O ensino religioso nas escolas públicas, num Estado laico como o Brasil, é
legítimo?
Debora
Diniz -
Sim e não. Sim porque está previsto pela Constituição. E não quando se trata
da coerência com o pacto político. Chamo de coerência a harmonia com os outros
princípios constitucionais: da liberdade e do pluralismo religiosos e da
separação entre o Estado e as igrejas. Falsamente, se pressupõe que religião
seria um conteúdo necessário para a formação da
cidadania.
Istoé -
O pluralismo religioso é respeitado nas escolas públicas?
Debora
Diniz -
Não. A Lei de Diretrizes e Bases delega aos Estados o poder sobre a definição
dos conteúdos e quem são os professores habilitados. Isso não acontece com
nenhuma outra matriz disciplinar no País. A LDB diz que o ensino religioso não
pode ser proselitista. Apesar disso, legislações de vários Estados – como a do
Rio de Janeiro – afirmam que tem de ser confessional. Determinam que seja
católico, evangélico.
Istoé -
As escolas viraram igrejas?
Debora
Diniz -
As aulas de ensino religioso, obrigatórias nas escolas públicas, se
transformaram num espaço permeável ao proselitismo. Não é possível a oferta do
ensino religioso confessional sem ser proselitista. Se formos para o sentido
dicionarizado da palavra proselitismo, é professar um ato de fé. É a
catequização. O proselitismo é um direito das religiões. Mas isso pode ocorrer
na escola pública? A LDB diz que não.
Istoé -
É possível haver ensino religioso sem ser proselitista?
Debora
Diniz -
É. A resposta de São Paulo foi defini-lo como a história, a filosofia e a
sociologia das religiões.
Istoé -
São Paulo seria o melhor exemplo de ensino religioso no País?
Debora
Diniz -
No que diz respeito ao decreto estadual, segundo o qual o ensino não deve ser
confessional, sim. Mas se é o melhor exemplo na sala de aula, não temos
pesquisas no Brasil para afirmar isso. A LDB diz que a matrícula é facultativa.

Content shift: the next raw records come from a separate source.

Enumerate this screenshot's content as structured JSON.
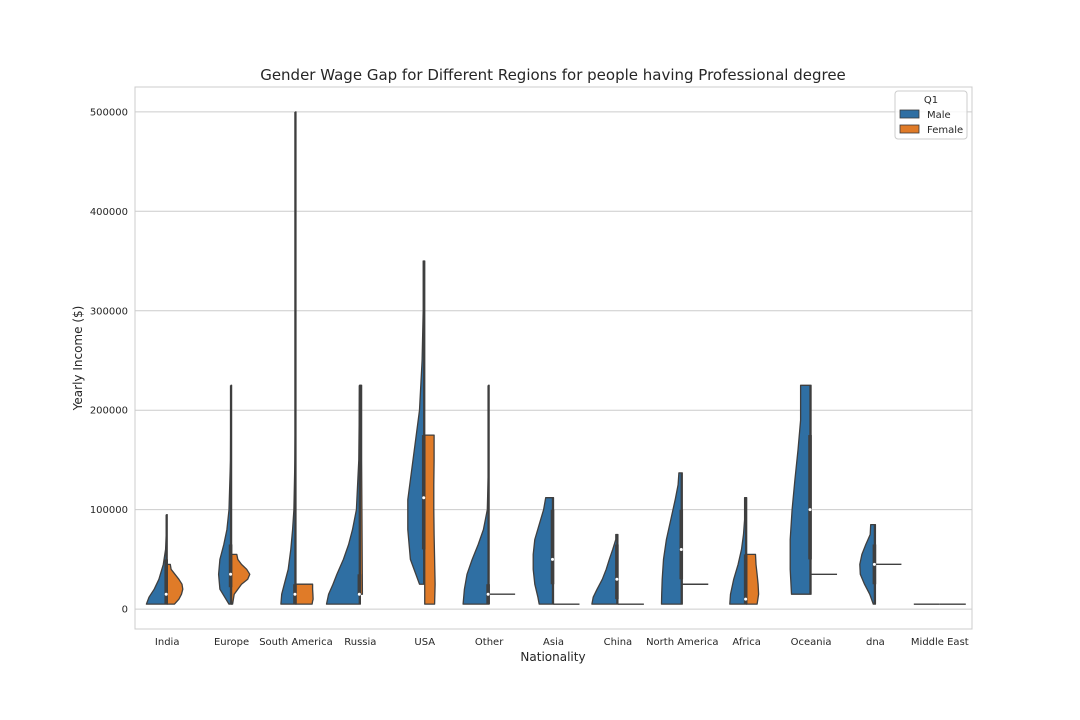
{
  "chart_data": {
    "type": "violin",
    "title": "Gender Wage Gap for Different Regions for people having Professional degree",
    "xlabel": "Nationality",
    "ylabel": "Yearly Income ($)",
    "ylim": [
      -20000,
      525000
    ],
    "yticks": [
      0,
      100000,
      200000,
      300000,
      400000,
      500000
    ],
    "grid": true,
    "legend": {
      "title": "Q1",
      "placement": "top-right"
    },
    "categories": [
      "India",
      "Europe",
      "South America",
      "Russia",
      "USA",
      "Other",
      "Asia",
      "China",
      "North America",
      "Africa",
      "Oceania",
      "dna",
      "Middle East"
    ],
    "series": [
      {
        "name": "Male",
        "color": "#2f6fa3",
        "violins": [
          {
            "min": 5000,
            "max": 95000,
            "median": 15000,
            "q1": 5000,
            "q3": 50000,
            "profile": [
              [
                5000,
                0.8
              ],
              [
                12000,
                0.7
              ],
              [
                20000,
                0.5
              ],
              [
                30000,
                0.32
              ],
              [
                45000,
                0.15
              ],
              [
                60000,
                0.06
              ],
              [
                80000,
                0.03
              ],
              [
                95000,
                0.02
              ]
            ]
          },
          {
            "min": 5000,
            "max": 225000,
            "median": 35000,
            "q1": 22000,
            "q3": 65000,
            "profile": [
              [
                5000,
                0.1
              ],
              [
                20000,
                0.45
              ],
              [
                35000,
                0.5
              ],
              [
                50000,
                0.45
              ],
              [
                65000,
                0.3
              ],
              [
                80000,
                0.18
              ],
              [
                100000,
                0.1
              ],
              [
                150000,
                0.04
              ],
              [
                200000,
                0.03
              ],
              [
                225000,
                0.02
              ]
            ]
          },
          {
            "min": 5000,
            "max": 500000,
            "median": 15000,
            "q1": 5000,
            "q3": 25000,
            "profile": [
              [
                5000,
                0.58
              ],
              [
                15000,
                0.55
              ],
              [
                25000,
                0.45
              ],
              [
                40000,
                0.3
              ],
              [
                60000,
                0.2
              ],
              [
                80000,
                0.13
              ],
              [
                100000,
                0.08
              ],
              [
                150000,
                0.04
              ],
              [
                200000,
                0.02
              ],
              [
                300000,
                0.015
              ],
              [
                400000,
                0.01
              ],
              [
                500000,
                0.01
              ]
            ]
          },
          {
            "min": 5000,
            "max": 225000,
            "median": 15000,
            "q1": 15000,
            "q3": 35000,
            "profile": [
              [
                5000,
                1.3
              ],
              [
                15000,
                1.22
              ],
              [
                25000,
                1.05
              ],
              [
                35000,
                0.9
              ],
              [
                50000,
                0.65
              ],
              [
                65000,
                0.45
              ],
              [
                80000,
                0.3
              ],
              [
                100000,
                0.15
              ],
              [
                150000,
                0.06
              ],
              [
                200000,
                0.04
              ],
              [
                225000,
                0.03
              ]
            ]
          },
          {
            "min": 25000,
            "max": 350000,
            "median": 112000,
            "q1": 60000,
            "q3": 175000,
            "profile": [
              [
                25000,
                0.2
              ],
              [
                50000,
                0.55
              ],
              [
                80000,
                0.65
              ],
              [
                110000,
                0.65
              ],
              [
                150000,
                0.45
              ],
              [
                200000,
                0.2
              ],
              [
                250000,
                0.1
              ],
              [
                300000,
                0.06
              ],
              [
                350000,
                0.06
              ]
            ]
          },
          {
            "min": 5000,
            "max": 225000,
            "median": 15000,
            "q1": 5000,
            "q3": 25000,
            "profile": [
              [
                5000,
                1.0
              ],
              [
                20000,
                0.95
              ],
              [
                35000,
                0.85
              ],
              [
                50000,
                0.65
              ],
              [
                65000,
                0.42
              ],
              [
                80000,
                0.22
              ],
              [
                100000,
                0.07
              ],
              [
                150000,
                0.02
              ],
              [
                200000,
                0.02
              ],
              [
                225000,
                0.02
              ]
            ]
          },
          {
            "min": 5000,
            "max": 112000,
            "median": 50000,
            "q1": 25000,
            "q3": 100000,
            "profile": [
              [
                5000,
                0.55
              ],
              [
                12000,
                0.6
              ],
              [
                25000,
                0.72
              ],
              [
                40000,
                0.78
              ],
              [
                55000,
                0.78
              ],
              [
                70000,
                0.72
              ],
              [
                85000,
                0.55
              ],
              [
                100000,
                0.38
              ],
              [
                112000,
                0.3
              ]
            ]
          },
          {
            "min": 5000,
            "max": 75000,
            "median": 30000,
            "q1": 10000,
            "q3": 65000,
            "profile": [
              [
                5000,
                1.0
              ],
              [
                12000,
                0.95
              ],
              [
                20000,
                0.8
              ],
              [
                30000,
                0.6
              ],
              [
                40000,
                0.45
              ],
              [
                50000,
                0.33
              ],
              [
                60000,
                0.2
              ],
              [
                70000,
                0.08
              ],
              [
                75000,
                0.08
              ]
            ]
          },
          {
            "min": 5000,
            "max": 137000,
            "median": 60000,
            "q1": 30000,
            "q3": 100000,
            "profile": [
              [
                5000,
                0.8
              ],
              [
                15000,
                0.79
              ],
              [
                30000,
                0.77
              ],
              [
                50000,
                0.72
              ],
              [
                70000,
                0.61
              ],
              [
                90000,
                0.44
              ],
              [
                110000,
                0.27
              ],
              [
                125000,
                0.16
              ],
              [
                137000,
                0.13
              ]
            ]
          },
          {
            "min": 5000,
            "max": 112000,
            "median": 10000,
            "q1": 5000,
            "q3": 55000,
            "profile": [
              [
                5000,
                0.65
              ],
              [
                15000,
                0.62
              ],
              [
                30000,
                0.5
              ],
              [
                45000,
                0.33
              ],
              [
                60000,
                0.2
              ],
              [
                75000,
                0.12
              ],
              [
                90000,
                0.08
              ],
              [
                105000,
                0.08
              ],
              [
                112000,
                0.08
              ]
            ]
          },
          {
            "min": 15000,
            "max": 225000,
            "median": 100000,
            "q1": 50000,
            "q3": 175000,
            "profile": [
              [
                15000,
                0.75
              ],
              [
                40000,
                0.8
              ],
              [
                70000,
                0.8
              ],
              [
                100000,
                0.73
              ],
              [
                130000,
                0.62
              ],
              [
                160000,
                0.5
              ],
              [
                190000,
                0.4
              ],
              [
                210000,
                0.4
              ],
              [
                225000,
                0.4
              ]
            ]
          },
          {
            "min": 5000,
            "max": 85000,
            "median": 45000,
            "q1": 25000,
            "q3": 65000,
            "profile": [
              [
                5000,
                0.08
              ],
              [
                15000,
                0.22
              ],
              [
                25000,
                0.42
              ],
              [
                35000,
                0.58
              ],
              [
                45000,
                0.6
              ],
              [
                55000,
                0.52
              ],
              [
                65000,
                0.37
              ],
              [
                75000,
                0.2
              ],
              [
                85000,
                0.18
              ]
            ]
          },
          {
            "min": 5000,
            "max": 5000,
            "median": 5000
          }
        ]
      },
      {
        "name": "Female",
        "color": "#e07b28",
        "violins": [
          {
            "min": 5000,
            "max": 45000,
            "median": 15000,
            "profile": [
              [
                5000,
                0.28
              ],
              [
                10000,
                0.45
              ],
              [
                15000,
                0.55
              ],
              [
                20000,
                0.6
              ],
              [
                25000,
                0.57
              ],
              [
                30000,
                0.45
              ],
              [
                35000,
                0.3
              ],
              [
                40000,
                0.15
              ],
              [
                45000,
                0.12
              ]
            ]
          },
          {
            "min": 5000,
            "max": 55000,
            "median": 35000,
            "profile": [
              [
                5000,
                0.04
              ],
              [
                15000,
                0.1
              ],
              [
                25000,
                0.38
              ],
              [
                30000,
                0.62
              ],
              [
                35000,
                0.7
              ],
              [
                40000,
                0.58
              ],
              [
                45000,
                0.38
              ],
              [
                50000,
                0.24
              ],
              [
                55000,
                0.2
              ]
            ]
          },
          {
            "min": 5000,
            "max": 25000,
            "median": 15000,
            "profile": [
              [
                5000,
                0.62
              ],
              [
                8000,
                0.64
              ],
              [
                10000,
                0.66
              ],
              [
                15000,
                0.65
              ],
              [
                20000,
                0.64
              ],
              [
                25000,
                0.64
              ]
            ]
          },
          {
            "min": 15000,
            "max": 225000,
            "median": 15000,
            "profile": [
              [
                15000,
                0.08
              ],
              [
                50000,
                0.07
              ],
              [
                100000,
                0.06
              ],
              [
                150000,
                0.05
              ],
              [
                200000,
                0.05
              ],
              [
                225000,
                0.05
              ]
            ]
          },
          {
            "min": 5000,
            "max": 175000,
            "median": 112000,
            "profile": [
              [
                5000,
                0.38
              ],
              [
                25000,
                0.4
              ],
              [
                50000,
                0.38
              ],
              [
                75000,
                0.36
              ],
              [
                100000,
                0.35
              ],
              [
                125000,
                0.35
              ],
              [
                150000,
                0.36
              ],
              [
                175000,
                0.36
              ]
            ]
          },
          {
            "min": 15000,
            "max": 15000,
            "median": 15000
          },
          {
            "min": 5000,
            "max": 5000,
            "median": 5000
          },
          {
            "min": 5000,
            "max": 5000,
            "median": 5000
          },
          {
            "min": 25000,
            "max": 25000,
            "median": 25000
          },
          {
            "min": 5000,
            "max": 55000,
            "median": 10000,
            "profile": [
              [
                5000,
                0.4
              ],
              [
                15000,
                0.46
              ],
              [
                25000,
                0.44
              ],
              [
                35000,
                0.4
              ],
              [
                45000,
                0.36
              ],
              [
                55000,
                0.34
              ]
            ]
          },
          {
            "min": 35000,
            "max": 35000,
            "median": 35000
          },
          {
            "min": 45000,
            "max": 45000,
            "median": 45000
          },
          {
            "min": 5000,
            "max": 5000,
            "median": 5000
          }
        ]
      }
    ]
  }
}
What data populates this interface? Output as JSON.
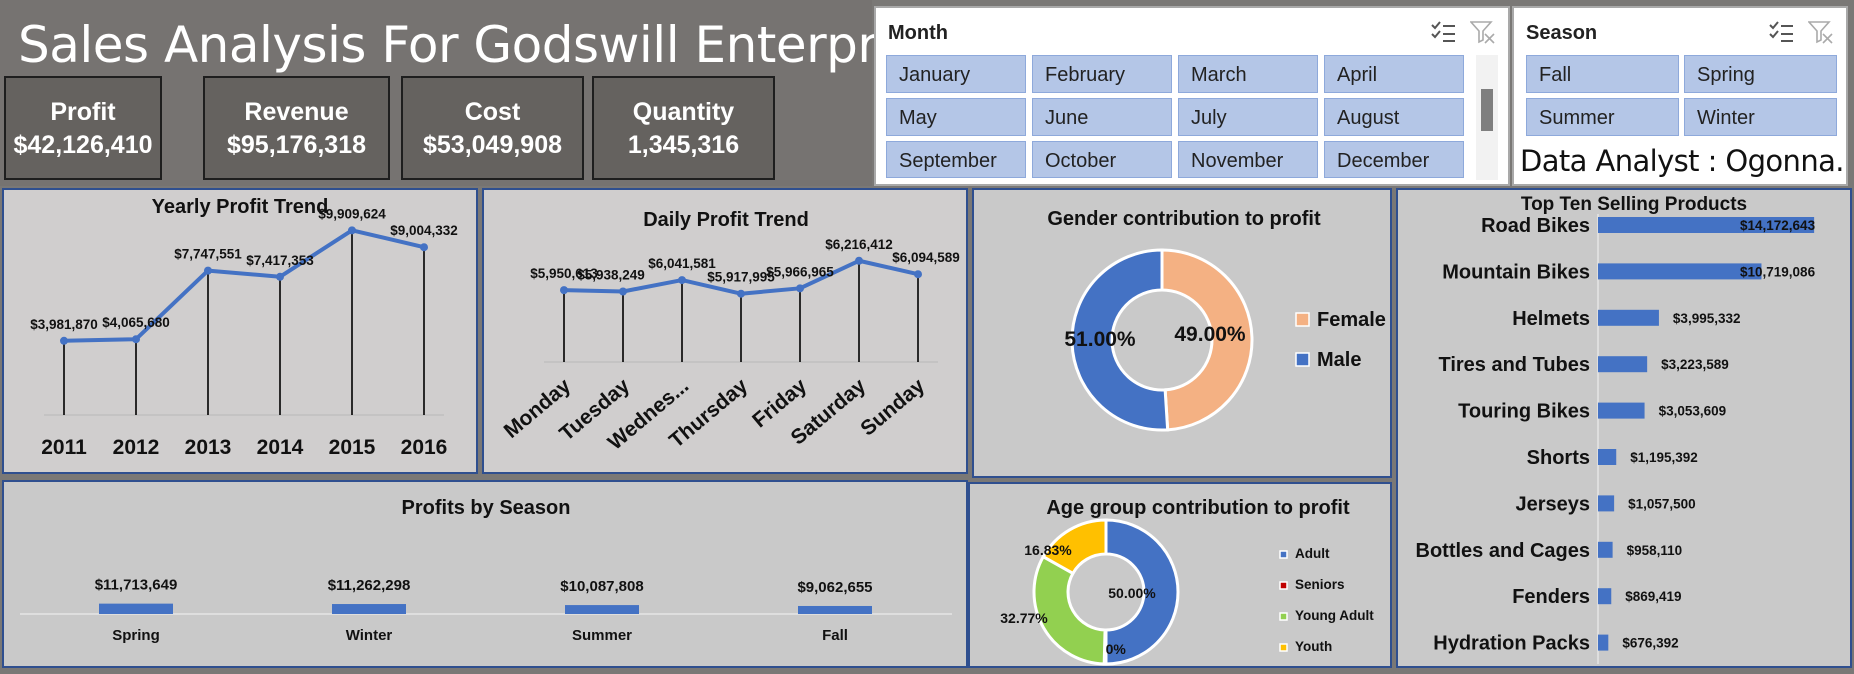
{
  "header": {
    "title": "Sales Analysis For Godswill Enterprise"
  },
  "kpis": [
    {
      "label": "Profit",
      "value": "$42,126,410"
    },
    {
      "label": "Revenue",
      "value": "$95,176,318"
    },
    {
      "label": "Cost",
      "value": "$53,049,908"
    },
    {
      "label": "Quantity",
      "value": "1,345,316"
    }
  ],
  "month_slicer": {
    "title": "Month",
    "items": [
      "January",
      "February",
      "March",
      "April",
      "May",
      "June",
      "July",
      "August",
      "September",
      "October",
      "November",
      "December"
    ]
  },
  "season_slicer": {
    "title": "Season",
    "items": [
      "Fall",
      "Spring",
      "Summer",
      "Winter"
    ]
  },
  "analyst_credit": "Data Analyst : Ogonna. U",
  "colors": {
    "blue": "#4472c4",
    "orange": "#f4b183",
    "red": "#c00000",
    "green": "#92d050",
    "yellow": "#ffc000",
    "panel_bg": "#d0cece",
    "panel_bg_alt": "#c9c9c9"
  },
  "chart_data": [
    {
      "id": "yearly",
      "type": "line",
      "title": "Yearly Profit Trend",
      "categories": [
        "2011",
        "2012",
        "2013",
        "2014",
        "2015",
        "2016"
      ],
      "values": [
        3981870,
        4065680,
        7747551,
        7417353,
        9909624,
        9004332
      ],
      "labels": [
        "$3,981,870",
        "$4,065,680",
        "$7,747,551",
        "$7,417,353",
        "$9,909,624",
        "$9,004,332"
      ],
      "ylim": [
        0,
        11000000
      ]
    },
    {
      "id": "daily",
      "type": "line",
      "title": "Daily Profit Trend",
      "categories": [
        "Monday",
        "Tuesday",
        "Wednes...",
        "Thursday",
        "Friday",
        "Saturday",
        "Sunday"
      ],
      "values": [
        5950613,
        5938249,
        6041581,
        5917995,
        5966965,
        6216412,
        6094589
      ],
      "labels": [
        "$5,950,613",
        "$5,938,249",
        "$6,041,581",
        "$5,917,995",
        "$5,966,965",
        "$6,216,412",
        "$6,094,589"
      ],
      "ylim": [
        5300000,
        6350000
      ]
    },
    {
      "id": "gender",
      "type": "pie",
      "title": "Gender contribution to profit",
      "slices": [
        {
          "name": "Female",
          "value": 49.0,
          "label": "49.00%"
        },
        {
          "name": "Male",
          "value": 51.0,
          "label": "51.00%"
        }
      ]
    },
    {
      "id": "season",
      "type": "bar",
      "title": "Profits by Season",
      "categories": [
        "Spring",
        "Winter",
        "Summer",
        "Fall"
      ],
      "values": [
        11713649,
        11262298,
        10087808,
        9062655
      ],
      "labels": [
        "$11,713,649",
        "$11,262,298",
        "$10,087,808",
        "$9,062,655"
      ],
      "ylim": [
        0,
        40000000
      ]
    },
    {
      "id": "age",
      "type": "pie",
      "title": "Age group contribution to profit",
      "slices": [
        {
          "name": "Adult",
          "value": 50.0,
          "label": "50.00%"
        },
        {
          "name": "Seniors",
          "value": 0.4,
          "label": "0.40%"
        },
        {
          "name": "Young Adult",
          "value": 32.77,
          "label": "32.77%"
        },
        {
          "name": "Youth",
          "value": 16.83,
          "label": "16.83%"
        }
      ]
    },
    {
      "id": "products",
      "type": "bar",
      "title": "Top Ten Selling Products",
      "categories": [
        "Road Bikes",
        "Mountain Bikes",
        "Helmets",
        "Tires and Tubes",
        "Touring Bikes",
        "Shorts",
        "Jerseys",
        "Bottles and Cages",
        "Fenders",
        "Hydration Packs"
      ],
      "values": [
        14172643,
        10719086,
        3995332,
        3223589,
        3053609,
        1195392,
        1057500,
        958110,
        869419,
        676392
      ],
      "labels": [
        "$14,172,643",
        "$10,719,086",
        "$3,995,332",
        "$3,223,589",
        "$3,053,609",
        "$1,195,392",
        "$1,057,500",
        "$958,110",
        "$869,419",
        "$676,392"
      ],
      "xlim": [
        0,
        16000000
      ]
    }
  ]
}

Então, também devemos perguntar: o que a criança faz quando não está na aula de
religião?
Istoé -
O ensino religioso, da forma como está configurado, é uma ameaça à liberdade
religiosa?
Debora
Diniz -
É. Quanto mais confessional for a regulamentação dos Estados, quanto mais os
concursos públicos forem como o do Rio – em que o indivíduo tem de apresentar um
atestado da comunidade religiosa a que pertence e, caso mude de religião, perde
o concurso –, maior é a ameaça. A liberdade religiosa está ameaçada no País e a
justiça religiosa também.
Istoé -
Há uma tentativa de privilegiar uma ou outra religião?
Debora
Diniz -
Quase todos os Estados se apropriam do que aconteceu no Rio, nominando as
religiões dos professores. No Ceará, por exemplo, o professor tem de ter
formação em escolas teológicas. Mas religiões afro-brasileiras não têm a
composição de uma teologia formal. Essa exigência privilegia os católicos e os
protestantes.
Istoé -
Por que o MEC não define o conteúdo do ensino religioso?
Debora
Diniz -
Há uma falsa compreensão de que o fenômeno religioso é um saber para
iniciados, e não para especialistas laicos. Também há um equívoco sobre o que
define o pacto político num Estado laico. O fenômeno religioso não é anterior ao
fato político. Religião não pode ter um status que não se subordine ao acordo
constitucional e legislativo. Isso é verdade em algumas coisas, tanto que o
discurso do ódio não é autorizado. O debate sobre a criminalização da homofobia
causa tanto incômodo às comunidades religiosas porque resultará em restrição de
liberdade de expressão. Não se poderá dizer que ser gay é grave perversão, como
algumas fazem atualmente.
Istoé -
Os livros didáticos dizem...
Debora
Diniz -
Dizem porque há essa lacuna de regulação e de fiscalização. Há uma
subordinação do nosso pacto político ao fato religioso. O que é um equívoco.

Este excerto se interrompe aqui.